QUALITÀ DELL’ARIA: IN UNO STUDIO 15 ANNI DI DATI RACCOLTI ALLA CULMINE



MILANO – Recentemente pubblicata da Arpa Lombardia una relazione sullo stato della qualità dell’aria nelle Prealpi lombarde. Lo studio, effettuato nell’ambito del “Progetto Supersiti” dell’Agenzia, riguarda l’area di Moggio e si basa sui dati rilevati dal 2006 dalla stazione di rilevamento sita in località Culmine di San Pietro, a 1196 metri di quota, e sulla campagna di approfondimento per la speciazione del particolato atmosferico lì condotta nel 2020.

Nata per il monitoraggio dell’ozono ai fini della protezione della vegetazione e poi integrata per il monitoraggio di NOX, NH3, PM10 e PM2.5, la centralina di Moggio domina come una sentinella sulla pianura lombarda e, grazie alla sua posizione strategica e quasi unica nel suo genere, offre un quadro accurato dello stato di qualità dell’aria nella fascia prealpina.

Circondata da boschi e lontano da fonti emissive dirette, nei mesi più freddi dell’anno (da novembre a febbraio) la stazione rimane spesso al di sopra dello strato limite di rimescolamento, rilevando valori molto inferiori non solo a quelli misurati altrove, ma anche a quelli misurati nella stessa stazione in periodi più caldi. In estate, infatti, lo strato di rimescolamento – quella sorta di “coperchio” che nei periodi freddi blocca gli inquinanti a pochi metri dal suolo – si alza, consentendo agli inquinanti emessi in pianura di raggiungere la centralina, posta sottovento.

Tra gli inquinanti monitorati, quello che presenta le maggiori criticità è l’ozono, che si forma in atmosfera a partire da sostanze emesse anche molto lontano. Già dalla sua installazione, nell’agosto 2006, la centralina di Moggio è spesso il punto con le maggiori concentrazioni di questo inquinante di tutta la Lombardia, con valori ben sopra dei limiti normativi.

Nel 2019, a fronte di un massimo numero di 25 giorni oltre la soglia di protezione della salute (120 µg/m3 max media mobile 8 ore), a Moggio sono stati registrati 117 giorni di superamento; nel 2020 sono stati 116. Tuttavia, l’andamento giornaliero dimostra che in quest’area l’origine dell’ozono non è locale. Infatti, a differenza di quanto accade nelle altre stazioni, non si rileva il tipico andamento a campana dovuto alla sua formazione nelle ore a maggiore irraggiamento solare, ma i valori maggiori vengono bensì raggiunti verso le ore serali o notturne a causa del trasporto dalla pianura.

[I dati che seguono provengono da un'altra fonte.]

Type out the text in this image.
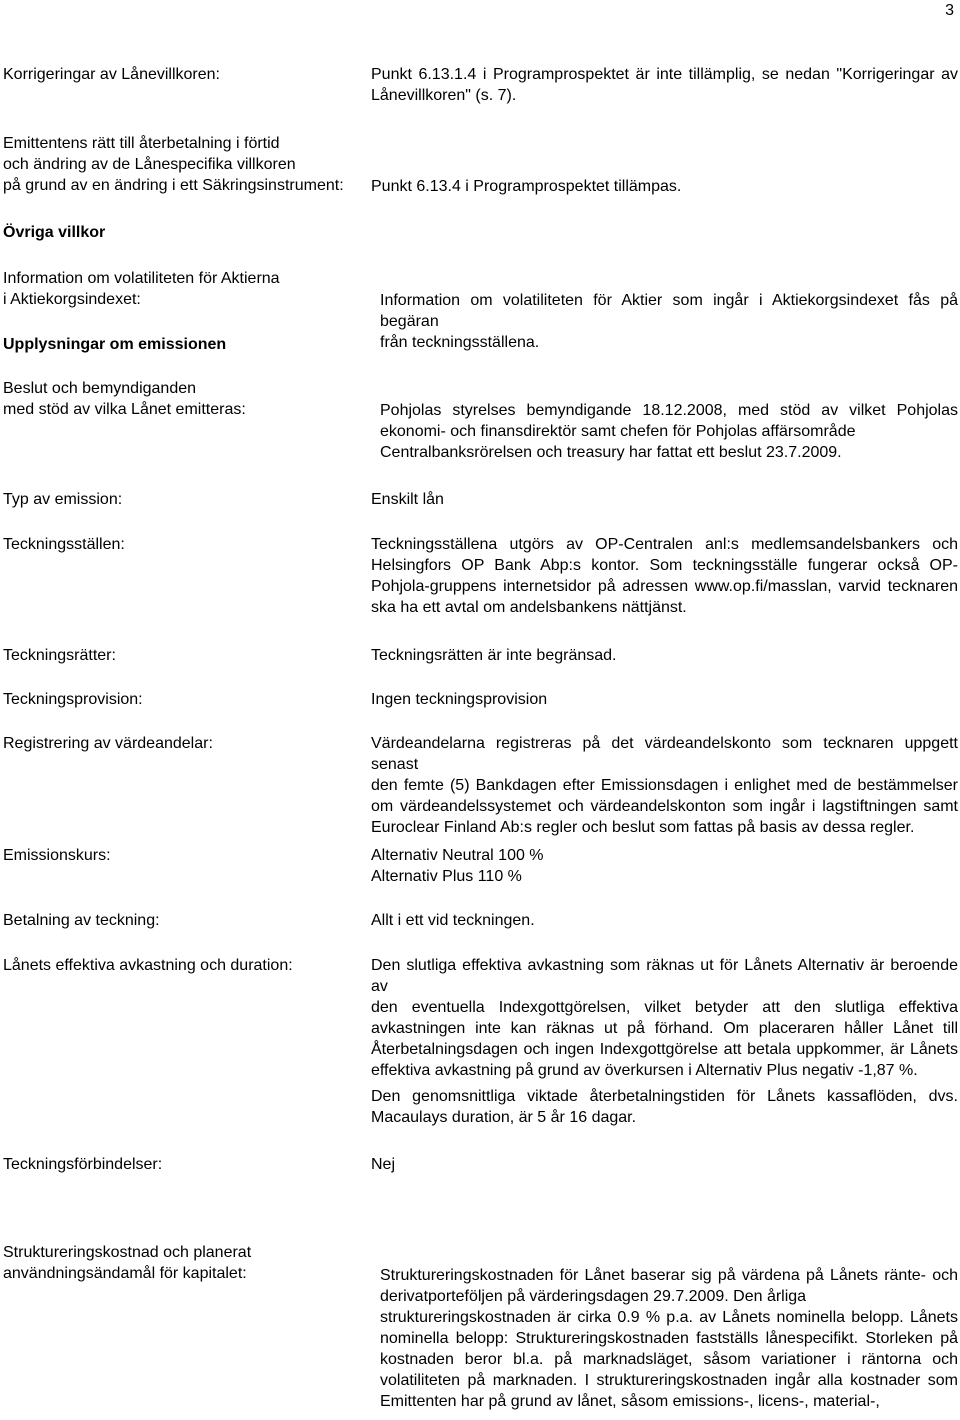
3
Korrigeringar av Lånevillkoren:	Punkt 6.13.1.4 i Programprospektet är inte tillämplig, se nedan "Korrigeringar av
Lånevillkoren" (s. 7).
Emittentens rätt till återbetalning i förtid
och ändring av de Lånespecifika villkoren
på grund av en ändring i ett Säkringsinstrument: Punkt 6.13.4 i Programprospektet tillämpas.
Övriga villkor
Information om volatiliteten för Aktierna
i Aktiekorgsindexet:	Information om volatiliteten för Aktier som ingår i Aktiekorgsindexet fås på begäran
från teckningsställena.
Upplysningar om emissionen
Beslut och bemyndiganden
med stöd av vilka Lånet emitteras:	Pohjolas styrelses bemyndigande 18.12.2008, med stöd av vilket Pohjolas
ekonomi- och finansdirektör samt chefen för Pohjolas affärsområde
Centralbanksrörelsen och treasury har fattat ett beslut 23.7.2009.
Typ av emission:	Enskilt lån
Teckningsställen:	Teckningsställena utgörs av OP-Centralen anl:s medlemsandelsbankers och
Helsingfors OP Bank Abp:s kontor. Som teckningsställe fungerar också OP-
Pohjola-gruppens internetsidor på adressen www.op.fi/masslan, varvid tecknaren
ska ha ett avtal om andelsbankens nättjänst.
Teckningsrätter:	Teckningsrätten är inte begränsad.
Teckningsprovision:	Ingen teckningsprovision
Registrering av värdeandelar:	Värdeandelarna registreras på det värdeandelskonto som tecknaren uppgett senast
den femte (5) Bankdagen efter Emissionsdagen i enlighet med de bestämmelser
om värdeandelssystemet och värdeandelskonton som ingår i lagstiftningen samt
Euroclear Finland Ab:s regler och beslut som fattas på basis av dessa regler.
Emissionskurs:	Alternativ Neutral 100 %
Alternativ Plus 110 %
Betalning av teckning:	Allt i ett vid teckningen.
Lånets effektiva avkastning och duration:	Den slutliga effektiva avkastning som räknas ut för Lånets Alternativ är beroende av
den eventuella Indexgottgörelsen, vilket betyder att den slutliga effektiva
avkastningen inte kan räknas ut på förhand. Om placeraren håller Lånet till
Återbetalningsdagen och ingen Indexgottgörelse att betala uppkommer, är Lånets
effektiva avkastning på grund av överkursen i Alternativ Plus negativ -1,87 %.
Den genomsnittliga viktade återbetalningstiden för Lånets kassaflöden, dvs.
Macaulays duration, är 5 år 16 dagar.
Teckningsförbindelser:	Nej
Struktureringskostnad och planerat
användningsändamål för kapitalet:	Struktureringskostnaden för Lånet baserar sig på värdena på Lånets ränte- och
derivatporteföljen på värderingsdagen 29.7.2009. Den årliga
struktureringskostnaden är cirka 0.9 % p.a. av Lånets nominella belopp. Lånets
nominella belopp: Struktureringskostnaden fastställs lånespecifikt. Storleken på
kostnaden beror bl.a. på marknadsläget, såsom variationer i räntorna och
volatiliteten på marknaden. I struktureringskostnaden ingår alla kostnader som
Emittenten har på grund av lånet, såsom emissions-, licens-, material-,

Riguardo al PM10, a Moggio le concentrazioni medie annuali sono invece tra le più basse di tutta la regione e in controtendenza rispetto all’andamento stagionale canonico del particolato atmosferico, con valori generalmente maggiori da marzo a settembre, mesi in cui l’inquinamento prodotto nelle aree di pianura, seppur diluito, riesce a raggiungere il sito prealpino. Durante l’inverno, invece, l’inquinamento è bloccato a quote più basse e i valori misurati in quota rimangono molto contenuti.

Anche l’approfondimento condotto dal 15 novembre 2019 al 31 luglio 2020 conferma il quadro pluriennale, evidenziando che nei mesi estivi la composizione del particolato è molto simile ai siti rurali di pianura. In inverno, invece, i principali componenti non risentono delle emissioni del bacino padano e fanno registrare concentrazioni contenute, a differenza di quanto rilevato a quote più basse.

Per quanto poco accentuata, si registra una presenza di levoglucosano, tracciante della combustione della biomassa, mentre i valori di Benzo(a)pirene si mantengono sempre su valori limitati, spesso sotto il limite di rilevabilità strumentale.